Other News Materials 15 October 2007 08:15 (UTC +04:00)

( Gulfnews ) Pakistan has the next few days off to celebrate the end of Ramadan, but by the middle of this week it should be back to a familiar state of being on the brink of a crisis.

While government offices and financial markets are shut through tomorrow for feasting and gifting during Eid Al Fitr festivities, US ally President Pervez Musharraf is unlikely to be able to escape worries over how to prolong his rule.

Al Qaida wants him dead, Taliban fighters are killing and kidnapping his soldiers, exiled civilian leaders Benazir Bhutto and Nawaz Sharif are getting ready to come home and Pakistan's previously docile judges are literally on his case.

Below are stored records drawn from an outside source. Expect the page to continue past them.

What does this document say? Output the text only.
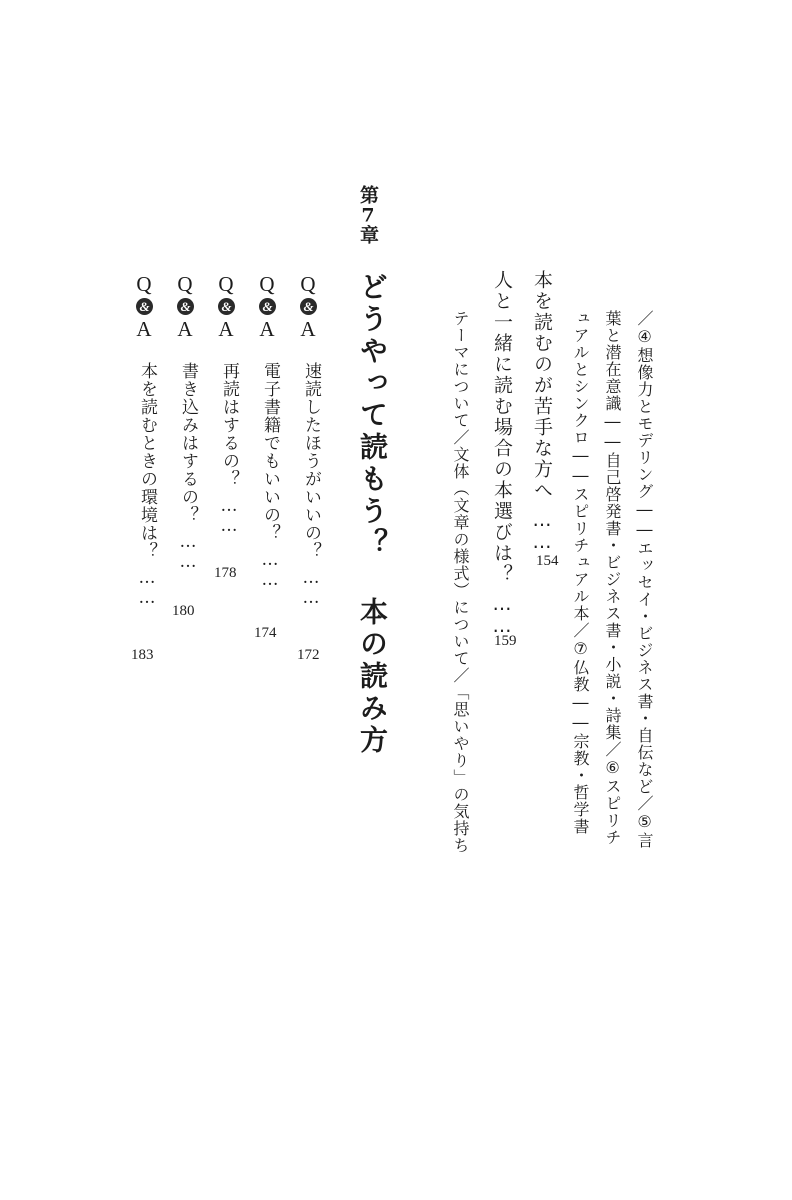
／④想像力とモデリング――エッセイ・ビジネス書・自伝など／⑤言

葉と潜在意識――自己啓発書・ビジネス書・小説・詩集／⑥スピリチ

ュアルとシンクロ――スピリチュアル本／⑦仏教――宗教・哲学書

本を読むのが苦手な方へ……
154
人と一緒に読む場合の本選びは？……
159

テーマについて／文体（文章の様式）について／「思いやり」の気持ち

第7章
どうやって読もう？ 本の読み方
Q&A
速読したほうがいいの？……
172
Q&A
電子書籍でもいいの？……
174
Q&A
再読はするの？……
178
Q&A
書き込みはするの？……
180
Q&A
本を読むときの環境は？……
183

On Wednesday, the Supreme Court will reconvene to consider whether Musharraf , who seized control in a coup eight years ago, is entitled to five more years in power having won an election while still army chief.

On Thursday, potential ally and possible rival Bhutto is due to end more than eight years of self-exile in a homecoming to Karachi that will be fraught with security and legal worries.

The Supreme Court has cast Musharraf's plans for the future in more uncertainty by saying it will hear challenges against the legality of his amnesty to protect Bhutto from graft charges, a move widely regarded as part of a deal for the pair to share power after national elections due in early January.